If a man be gracious and courteous to strangers, it shows he is a citizen of the world, and that his heart is no island cut off from other lands, but a continent that joins to them.

—Francis Bacon, 1625

Such then is the human state, that to wish greatness for one’s country is to wish harm to one’s neighbors.

—Voltaire, 1764

I want to be the white man’s brother, not his brother-in-law.

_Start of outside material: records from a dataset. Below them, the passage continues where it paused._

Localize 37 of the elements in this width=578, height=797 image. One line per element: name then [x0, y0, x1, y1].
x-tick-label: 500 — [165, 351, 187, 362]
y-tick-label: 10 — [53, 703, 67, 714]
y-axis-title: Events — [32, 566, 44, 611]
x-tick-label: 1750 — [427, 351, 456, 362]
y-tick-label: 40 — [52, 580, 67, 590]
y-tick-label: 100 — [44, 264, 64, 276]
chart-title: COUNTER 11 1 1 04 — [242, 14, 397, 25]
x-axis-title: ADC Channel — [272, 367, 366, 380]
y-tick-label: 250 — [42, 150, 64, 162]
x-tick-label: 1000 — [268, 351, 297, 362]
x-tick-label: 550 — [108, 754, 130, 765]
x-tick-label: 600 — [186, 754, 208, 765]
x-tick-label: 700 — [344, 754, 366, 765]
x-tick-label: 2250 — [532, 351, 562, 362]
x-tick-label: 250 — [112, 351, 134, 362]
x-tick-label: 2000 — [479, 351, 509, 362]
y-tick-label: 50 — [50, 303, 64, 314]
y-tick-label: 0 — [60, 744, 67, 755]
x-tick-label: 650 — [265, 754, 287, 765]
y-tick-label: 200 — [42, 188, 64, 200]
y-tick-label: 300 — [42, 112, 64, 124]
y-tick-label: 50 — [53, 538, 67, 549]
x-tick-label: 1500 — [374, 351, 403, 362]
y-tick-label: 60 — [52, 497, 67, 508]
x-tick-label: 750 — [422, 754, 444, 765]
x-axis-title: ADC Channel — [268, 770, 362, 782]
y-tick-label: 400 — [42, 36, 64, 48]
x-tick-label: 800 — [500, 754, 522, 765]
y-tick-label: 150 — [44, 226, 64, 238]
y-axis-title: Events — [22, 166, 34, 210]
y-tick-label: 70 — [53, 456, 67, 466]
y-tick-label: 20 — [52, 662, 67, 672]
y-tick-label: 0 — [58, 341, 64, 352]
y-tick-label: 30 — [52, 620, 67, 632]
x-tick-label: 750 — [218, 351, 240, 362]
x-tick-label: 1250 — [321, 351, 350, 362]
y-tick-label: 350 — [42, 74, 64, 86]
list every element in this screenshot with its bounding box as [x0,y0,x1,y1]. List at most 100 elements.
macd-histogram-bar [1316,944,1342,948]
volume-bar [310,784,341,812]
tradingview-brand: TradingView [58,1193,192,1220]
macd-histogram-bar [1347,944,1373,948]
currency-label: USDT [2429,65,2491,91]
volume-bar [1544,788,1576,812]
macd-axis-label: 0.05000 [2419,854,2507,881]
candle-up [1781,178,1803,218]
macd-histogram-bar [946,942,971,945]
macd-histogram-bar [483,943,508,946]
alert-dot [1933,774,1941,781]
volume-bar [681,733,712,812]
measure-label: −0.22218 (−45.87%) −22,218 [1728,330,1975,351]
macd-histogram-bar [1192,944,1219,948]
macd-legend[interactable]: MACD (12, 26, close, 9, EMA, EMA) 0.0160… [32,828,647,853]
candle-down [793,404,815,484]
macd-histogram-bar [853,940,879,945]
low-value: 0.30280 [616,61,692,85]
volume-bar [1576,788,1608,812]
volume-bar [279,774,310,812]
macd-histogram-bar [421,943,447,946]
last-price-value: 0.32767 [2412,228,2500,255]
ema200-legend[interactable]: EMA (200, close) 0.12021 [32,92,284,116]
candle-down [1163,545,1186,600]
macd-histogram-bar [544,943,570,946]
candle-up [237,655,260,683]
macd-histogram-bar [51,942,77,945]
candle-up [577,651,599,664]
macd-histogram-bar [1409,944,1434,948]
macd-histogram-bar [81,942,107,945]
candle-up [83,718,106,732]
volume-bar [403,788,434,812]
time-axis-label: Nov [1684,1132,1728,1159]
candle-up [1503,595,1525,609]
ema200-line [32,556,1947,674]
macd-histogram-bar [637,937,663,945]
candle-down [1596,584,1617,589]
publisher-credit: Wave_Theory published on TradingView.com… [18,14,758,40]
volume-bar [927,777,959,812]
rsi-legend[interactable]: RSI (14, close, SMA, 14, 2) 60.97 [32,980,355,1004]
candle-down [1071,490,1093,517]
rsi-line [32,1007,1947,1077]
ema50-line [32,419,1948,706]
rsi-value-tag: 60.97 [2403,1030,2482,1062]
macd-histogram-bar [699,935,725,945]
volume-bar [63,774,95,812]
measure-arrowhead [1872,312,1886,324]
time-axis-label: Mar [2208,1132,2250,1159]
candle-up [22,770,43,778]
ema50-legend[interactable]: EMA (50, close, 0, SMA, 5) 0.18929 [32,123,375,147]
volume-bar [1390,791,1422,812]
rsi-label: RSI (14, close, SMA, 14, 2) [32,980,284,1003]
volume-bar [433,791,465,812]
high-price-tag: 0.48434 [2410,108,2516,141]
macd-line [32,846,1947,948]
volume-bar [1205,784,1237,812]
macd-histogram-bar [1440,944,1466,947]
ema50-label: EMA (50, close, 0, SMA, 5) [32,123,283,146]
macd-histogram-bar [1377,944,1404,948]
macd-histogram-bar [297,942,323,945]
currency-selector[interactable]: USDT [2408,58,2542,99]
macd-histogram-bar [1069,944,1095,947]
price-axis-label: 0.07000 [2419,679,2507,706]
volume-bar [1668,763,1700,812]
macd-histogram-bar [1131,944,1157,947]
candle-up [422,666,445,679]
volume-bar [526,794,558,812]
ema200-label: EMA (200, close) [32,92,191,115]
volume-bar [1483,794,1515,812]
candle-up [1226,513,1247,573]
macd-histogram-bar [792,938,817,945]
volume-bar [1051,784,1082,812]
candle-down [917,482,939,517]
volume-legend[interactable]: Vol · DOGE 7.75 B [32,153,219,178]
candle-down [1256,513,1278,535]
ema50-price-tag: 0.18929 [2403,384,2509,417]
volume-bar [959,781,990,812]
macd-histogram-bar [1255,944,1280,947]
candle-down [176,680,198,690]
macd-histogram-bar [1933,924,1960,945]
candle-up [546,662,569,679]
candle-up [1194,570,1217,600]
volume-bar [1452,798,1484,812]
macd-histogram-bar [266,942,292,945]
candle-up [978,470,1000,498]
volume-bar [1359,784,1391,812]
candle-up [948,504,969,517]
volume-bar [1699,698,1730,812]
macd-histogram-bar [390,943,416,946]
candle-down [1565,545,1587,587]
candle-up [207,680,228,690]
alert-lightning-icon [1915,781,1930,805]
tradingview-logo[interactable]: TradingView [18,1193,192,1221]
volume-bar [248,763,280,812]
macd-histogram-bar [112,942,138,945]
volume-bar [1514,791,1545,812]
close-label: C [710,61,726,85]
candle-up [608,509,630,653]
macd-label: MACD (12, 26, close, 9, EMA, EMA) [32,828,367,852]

—Martin Luther King Jr., 1962

The past is a foreign country; they do things differently there.

—L.P. Hartley, 1953

Nationalism is an infantile disease, the measles of mankind.

—Albert Einstein, 1929

A criminal may improve and become a decent member of society. A foreigner cannot improve. Once a foreigner, always a foreigner. There is no way out for him.

—George Mikes, 1946

By nature, men are nearly alike; by practice, they get to be wide apart.

—Confucius, c. 500 BC

All of life is a foreign country.

—Jack Kerouac, 1949

No man has any natural authority over his fellow man.

—Jean-Jacques Rousseau, 1762

The conquest of the earth, which mostly means the taking it away from those who have a different complexion or slightly flatter noses than ourselves, is not a pretty thing when you look into it too much.

—Joseph Conrad, 1899

To need to dominate others is to need others. The commander is dependent.